Bank of America Merrill Lynch analyst David Errington has all but given up on Treasury’s current board and management and says ”if the board’s focus turns to maximising shareholder returns, it will need to consider breaking the company up”.
A break-up would result in a scramble for the best assets, with Penfolds at the top of the tree. The one possible saviour in the ongoing Treasury saga is the prospect of a new, highly-respected chief executive being appointed soon. There are persistent rumours about the long-time boss of Coca-Cola Amatil’s Australian operations, Warwick White, having been approached to take the job. Outgoing CCA chief executive Terry Davis, who had been the subject of speculation that he has being courted, says he has not interest in taking another chief executive role at a public company.
But Penfolds has been through a lot. It’s had six owners in just over three decades. In the mid-1970s, Penfolds was acquired by then NSW brewer Tooth & Co, and then in the 1980s became part of corporate raider John Spalvins, Adelaide Steamship Company, which also owned Woolworths, David Jones and a host of big-name food brands including Peters ice-cream and Four’N’Twenty pies.

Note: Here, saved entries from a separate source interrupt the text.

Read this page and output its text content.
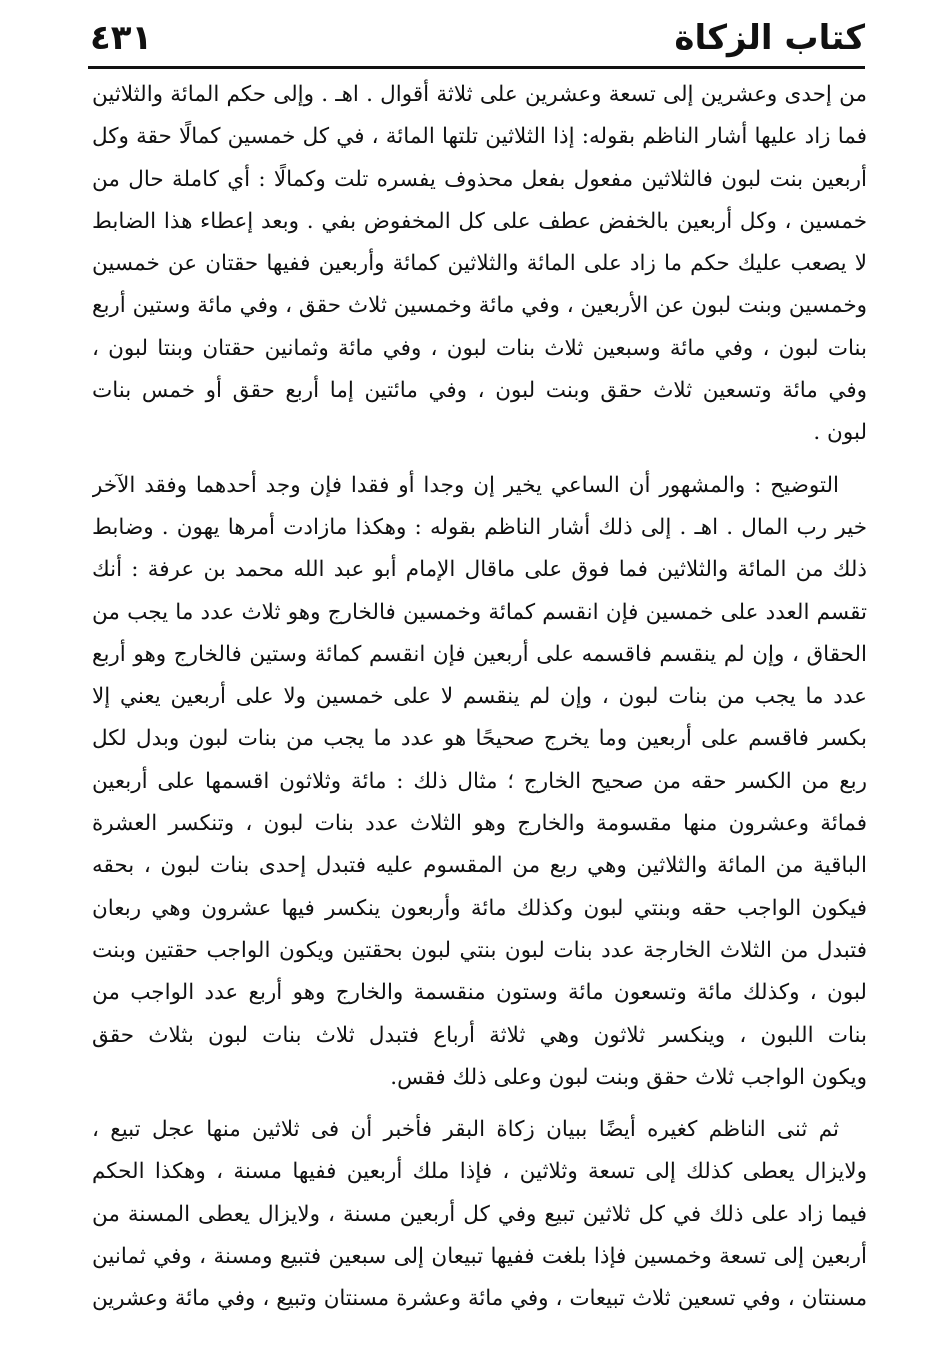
كتاب الزكاة
٤٣١
من إحدى وعشرين إلى تسعة وعشرين على ثلاثة أقوال . اهـ . وإلى حكم المائة والثلاثين
فما زاد عليها أشار الناظم بقوله: إذا الثلاثين تلتها المائة ، في كل خمسين كمالًا حقة وكل
أربعين بنت لبون فالثلاثين مفعول بفعل محذوف يفسره تلت وكمالًا : أي كاملة حال من
خمسين ، وكل أربعين بالخفض عطف على كل المخفوض بفي . وبعد إعطاء هذا الضابط
لا يصعب عليك حكم ما زاد على المائة والثلاثين كمائة وأربعين ففيها حقتان عن خمسين
وخمسين وبنت لبون عن الأربعين ، وفي مائة وخمسين ثلاث حقق ، وفي مائة وستين أربع
بنات لبون ، وفي مائة وسبعين ثلاث بنات لبون ، وفي مائة وثمانين حقتان وبنتا لبون ،
وفي مائة وتسعين ثلاث حقق وبنت لبون ، وفي مائتين إما أربع حقق أو خمس بنات
لبون .
التوضيح : والمشهور أن الساعي يخير إن وجدا أو فقدا فإن وجد أحدهما وفقد الآخر
خير رب المال . اهـ . إلى ذلك أشار الناظم بقوله : وهكذا مازادت أمرها يهون . وضابط
ذلك من المائة والثلاثين فما فوق على ماقال الإمام أبو عبد الله محمد بن عرفة : أنك
تقسم العدد على خمسين فإن انقسم كمائة وخمسين فالخارج وهو ثلاث عدد ما يجب من
الحقاق ، وإن لم ينقسم فاقسمه على أربعين فإن انقسم كمائة وستين فالخارج وهو أربع
عدد ما يجب من بنات لبون ، وإن لم ينقسم لا على خمسين ولا على أربعين يعني إلا
بكسر فاقسم على أربعين وما يخرج صحيحًا هو عدد ما يجب من بنات لبون وبدل لكل
ربع من الكسر حقه من صحيح الخارج ؛ مثال ذلك : مائة وثلاثون اقسمها على أربعين
فمائة وعشرون منها مقسومة والخارج وهو الثلاث عدد بنات لبون ، وتنكسر العشرة
الباقية من المائة والثلاثين وهي ربع من المقسوم عليه فتبدل إحدى بنات لبون ، بحقه
فيكون الواجب حقه وبنتي لبون وكذلك مائة وأربعون ينكسر فيها عشرون وهي ربعان
فتبدل من الثلاث الخارجة عدد بنات لبون بنتي لبون بحقتين ويكون الواجب حقتين وبنت
لبون ، وكذلك مائة وتسعون مائة وستون منقسمة والخارج وهو أربع عدد الواجب من
بنات اللبون ، وينكسر ثلاثون وهي ثلاثة أرباع فتبدل ثلاث بنات لبون بثلاث حقق
ويكون الواجب ثلاث حقق وبنت لبون وعلى ذلك فقس.
ثم ثنى الناظم كغيره أيضًا ببيان زكاة البقر فأخبر أن فى ثلاثين منها عجل تبيع ،
ولايزال يعطى كذلك إلى تسعة وثلاثين ، فإذا ملك أربعين ففيها مسنة ، وهكذا الحكم
فيما زاد على ذلك في كل ثلاثين تبيع وفي كل أربعين مسنة ، ولايزال يعطى المسنة من
أربعين إلى تسعة وخمسين فإذا بلغت ففيها تبيعان إلى سبعين فتبيع ومسنة ، وفي ثمانين
مسنتان ، وفي تسعين ثلاث تبيعات ، وفي مائة وعشرة مسنتان وتبيع ، وفي مائة وعشرين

Mr Spalvin’s empire fell apart after the 1987 sharemarket crash under the weight of $7 billion in debts, and Penfolds was sold off to another beer company, SA Brewing, in 1990. SA Brewing, an ASX-listed company, changed its name to Southcorp in 1993, sold off packaging and water heaters businesses, and Southcorp Wines became a stand-alone wine business. It then merged with privately-owned Rosemount Wines in 2001 in what was effectively a reverse takeover, to become the world’s largest wine company. But things went awry under new management and in 2005 it was taken over by Foster’s Group. But plans by Foster’s to extract efficiencies from selling beer and wine into the same liquor retailers didn’t work properly, and after further management changes, Foster’s was split into two companies in 2011. The wine company was re-badged Treasury Wine Estates and in May, 2011 set sail on his new voyage as an ASX-listed debt-free wine group, with Penfolds as the biggest brand.
Chief executive David Dearie lasted a little over two years but was then punted by the board in September, 2013, taking the blame for $160 million in writedowns connected with the United States wine operations.
A potential predator of Treasury will be closely eyeing the red wine inventory sitting in barrel halls at Penfolds. Bank of America Merrill Lynch believes the profit increase from the Penfolds business over the next two to three years is substantial, with Penfolds having increased inventory levels of its higher-priced wines from $50 million worth in 2011, to $280 million in 2013. The stockbroking firm estimates that Penfolds currently contributes 75 per cent of Treasury’s total depressed earnings before interest and tax, and given the difficulties Treasury has faced with under $10 bottled wines in Australia with its other commercial brands, that proportion of profits may be even higher.